17. The method of claim 15, further comprising the step of transferring to the microbial host a foreign gene for inactivating phosphotransbutyrylase.

18. The method of claim 15, further comprising the step of transferring to the microbial host a foreign gene for inactivating phosphotransacetylase.

19. The method of claim 15, wherein the microbial host is C. tyrobutyricum.

20. The method of claim 15, wherein the microbial host is selected from the group consisting of Clostridium butyricum, Clostridium thermobutyricum, Clostridium cellulovorans, Clostridium carboxidivorans, Butyribacterium methylotrophicum, Clostridium polysaccharolyticum, Clostridium populeti, and Clostridium kluyveri.

21. An isolated and biologically pure culture of a bacterial mutant strain having the ATCC deposit No. PTA-12145.

22. The recombinant microorganism of claim 8, where the foreign gene for inactivating acetate kinase is DNA comprising the base sequence of SEQ. ID NO: 11.

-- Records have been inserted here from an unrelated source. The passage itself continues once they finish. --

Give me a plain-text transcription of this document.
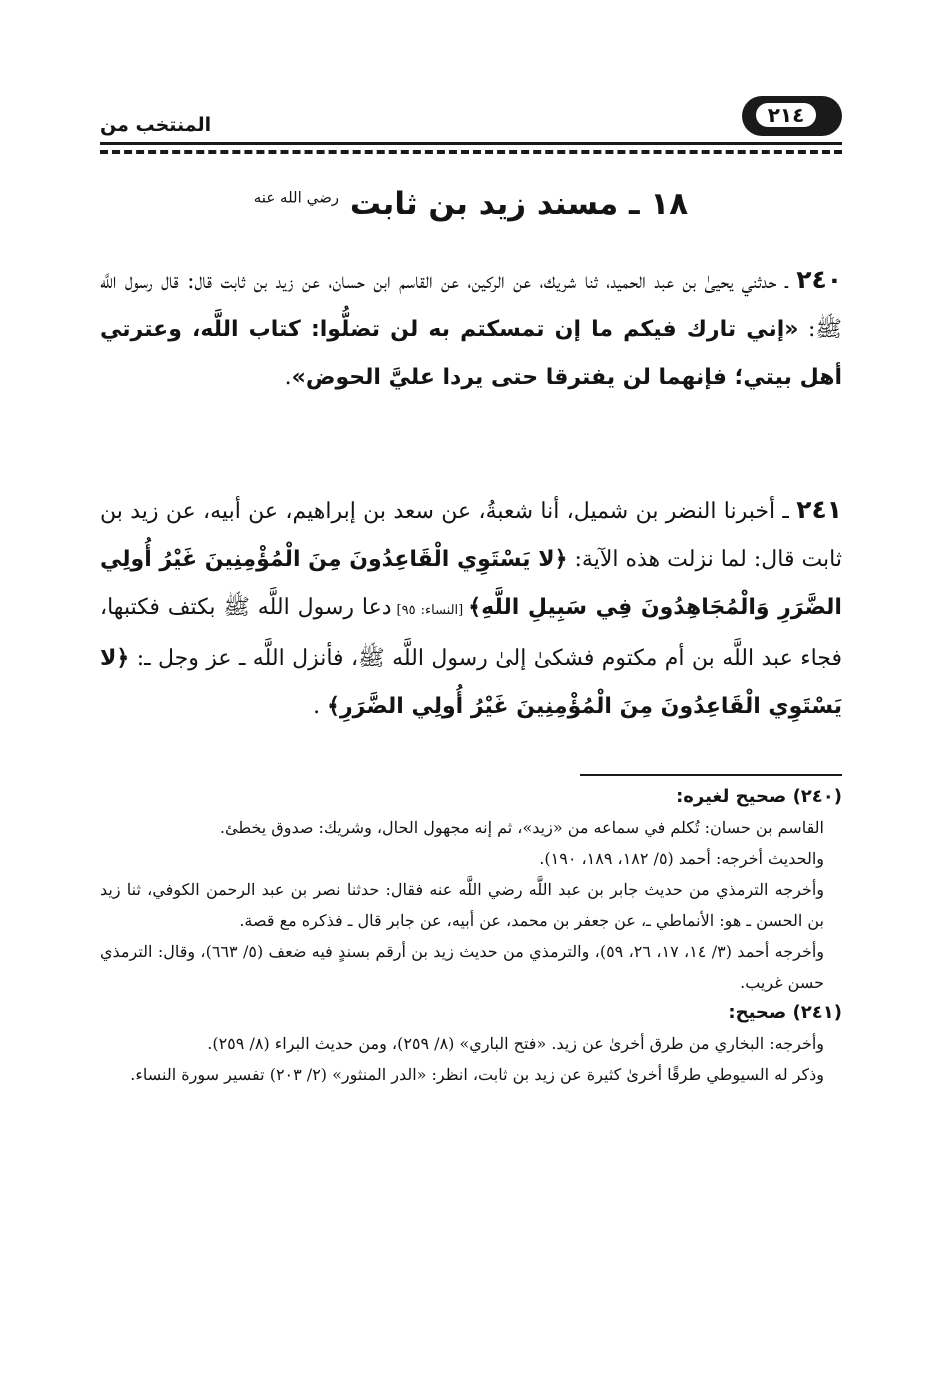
٢١٤
المنتخب من
١٨ ـ مسند زيد بن ثابت $^{رضي الله عنه}$
٢٤٠ ـ حدثني يحيىٰ بن عبد الحميد، ثنا شريك، عن الركين، عن القاسم ابن حسان، عن زيد بن ثابت قال: قال رسول اللَّه ﷺ: «إني تارك فيكم ما إن تمسكتم به لن تضلُّوا: كتاب اللَّه، وعترتي أهل بيتي؛ فإنهما لن يفترقا حتى يردا عليَّ الحوض».
٢٤١ ـ أخبرنا النضر بن شميل، أنا شعبةُ، عن سعد بن إبراهيم، عن أبيه، عن زيد بن ثابت قال: لما نزلت هذه الآية: ﴿لا يَسْتَوِي الْقَاعِدُونَ مِنَ الْمُؤْمِنِينَ غَيْرُ أُولِي الضَّرَرِ وَالْمُجَاهِدُونَ فِي سَبِيلِ اللَّهِ﴾ [النساء: ٩٥] دعا رسول اللَّه ﷺ بكتف فكتبها، فجاء عبد اللَّه بن أم مكتوم فشكىٰ إلىٰ رسول اللَّه ﷺ، فأنزل اللَّه ـ عز وجل ـ: ﴿لا يَسْتَوِي الْقَاعِدُونَ مِنَ الْمُؤْمِنِينَ غَيْرُ أُولِي الضَّرَرِ﴾ .
(٢٤٠) صحيح لغيره:

القاسم بن حسان: تُكلم في سماعه من «زيد»، ثم إنه مجهول الحال، وشريك: صدوق يخطئ.

والحديث أخرجه: أحمد (٥/ ١٨٢، ١٨٩، ١٩٠).

وأخرجه الترمذي من حديث جابر بن عبد اللَّه رضي اللَّه عنه فقال: حدثنا نصر بن عبد الرحمن الكوفي، ثنا زيد بن الحسن ـ هو: الأنماطي ـ، عن جعفر بن محمد، عن أبيه، عن جابر قال ـ فذكره مع قصة.

وأخرجه أحمد (٣/ ١٤، ١٧، ٢٦، ٥٩)، والترمذي من حديث زيد بن أرقم بسندٍ فيه ضعف (٥/ ٦٦٣)، وقال: الترمذي حسن غريب.

(٢٤١) صحيح:

وأخرجه: البخاري من طرق أخرىٰ عن زيد. «فتح الباري» (٨/ ٢٥٩)، ومن حديث البراء (٨/ ٢٥٩).

وذكر له السيوطي طرقًا أخرىٰ كثيرة عن زيد بن ثابت، انظر: «الدر المنثور» (٢/ ٢٠٣) تفسير سورة النساء.
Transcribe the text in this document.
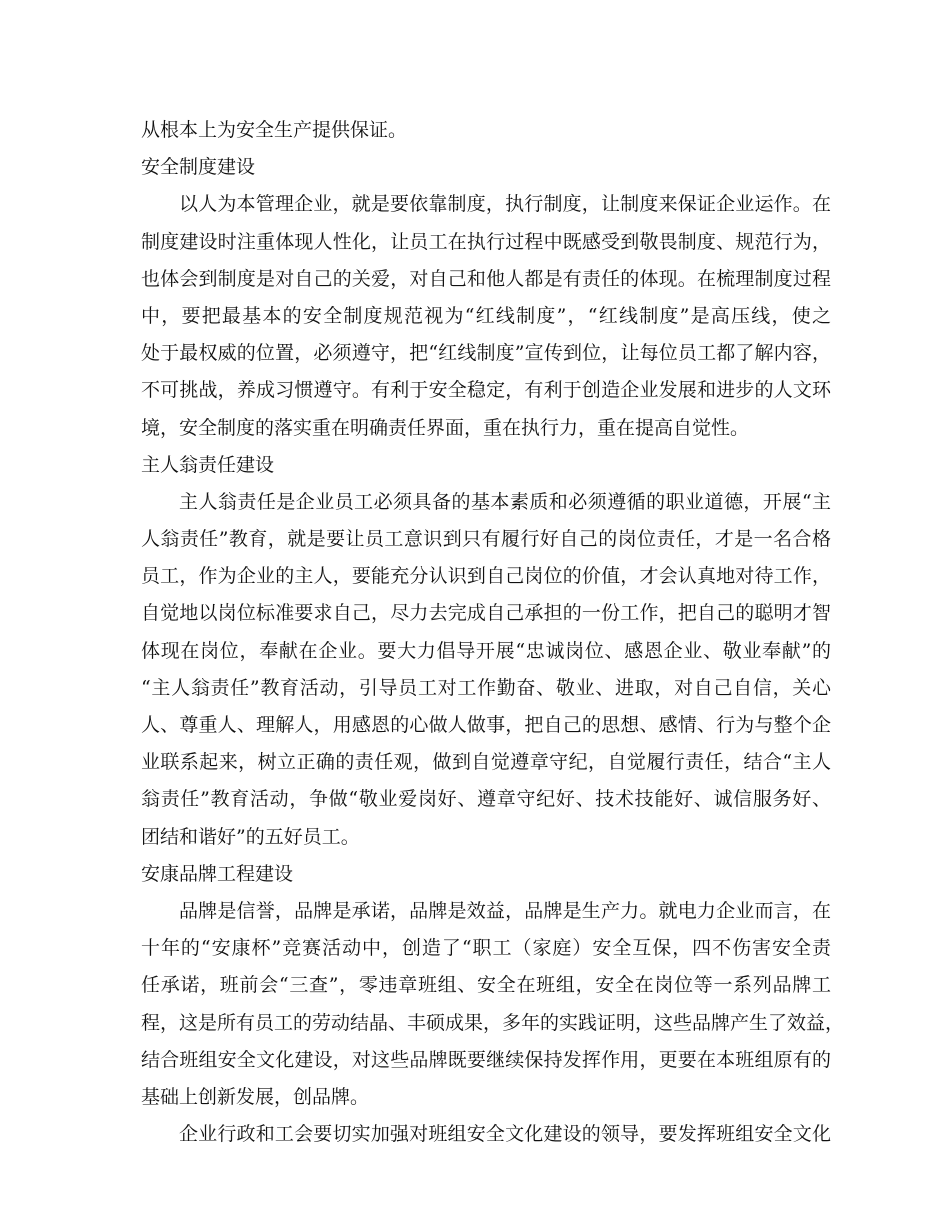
从根本上为安全生产提供保证。

安全制度建设

以人为本管理企业，就是要依靠制度，执行制度，让制度来保证企业运作。在
制度建设时注重体现人性化，让员工在执行过程中既感受到敬畏制度、规范行为，
也体会到制度是对自己的关爱，对自己和他人都是有责任的体现。在梳理制度过程
中，要把最基本的安全制度规范视为“红线制度”，“红线制度”是高压线，使之
处于最权威的位置，必须遵守，把“红线制度”宣传到位，让每位员工都了解内容，
不可挑战，养成习惯遵守。有利于安全稳定，有利于创造企业发展和进步的人文环
境，安全制度的落实重在明确责任界面，重在执行力，重在提高自觉性。

主人翁责任建设

主人翁责任是企业员工必须具备的基本素质和必须遵循的职业道德，开展“主
人翁责任”教育，就是要让员工意识到只有履行好自己的岗位责任，才是一名合格
员工，作为企业的主人，要能充分认识到自己岗位的价值，才会认真地对待工作，
自觉地以岗位标准要求自己，尽力去完成自己承担的一份工作，把自己的聪明才智
体现在岗位，奉献在企业。要大力倡导开展“忠诚岗位、感恩企业、敬业奉献”的
“主人翁责任”教育活动，引导员工对工作勤奋、敬业、进取，对自己自信，关心
人、尊重人、理解人，用感恩的心做人做事，把自己的思想、感情、行为与整个企
业联系起来，树立正确的责任观，做到自觉遵章守纪，自觉履行责任，结合“主人
翁责任”教育活动，争做“敬业爱岗好、遵章守纪好、技术技能好、诚信服务好、
团结和谐好”的五好员工。

安康品牌工程建设

品牌是信誉，品牌是承诺，品牌是效益，品牌是生产力。就电力企业而言，在
十年的“安康杯”竞赛活动中，创造了“职工（家庭）安全互保，四不伤害安全责
任承诺，班前会“三查”，零违章班组、安全在班组，安全在岗位等一系列品牌工
程，这是所有员工的劳动结晶、丰硕成果，多年的实践证明，这些品牌产生了效益，
结合班组安全文化建设，对这些品牌既要继续保持发挥作用，更要在本班组原有的
基础上创新发展，创品牌。

企业行政和工会要切实加强对班组安全文化建设的领导，要发挥班组安全文化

23. The recombinant microorganism of claim 10, wherein the foreign gene for inactivating phosphotransacetylase is DNA comprising the base sequence of SEQ. ID NO: 12.

24. The recombinant organism of claim 11, wherein the thiolase promoter sequence is a DNA comprising the base sequence of SEQ. ID NO: 10.

25. The recombinant microorganism of claim 1, wherein the transfer of SEQ ID NO: 9 is accomplished using a vector that includes pCB102 replicon from Clostridium butyricum.

26. The recombinant microorganism of claim 1, wherein the transfer of SEQ ID NO: 9 is accomplished using a vector that includes pBP1 replicon from Clostridium botulinum.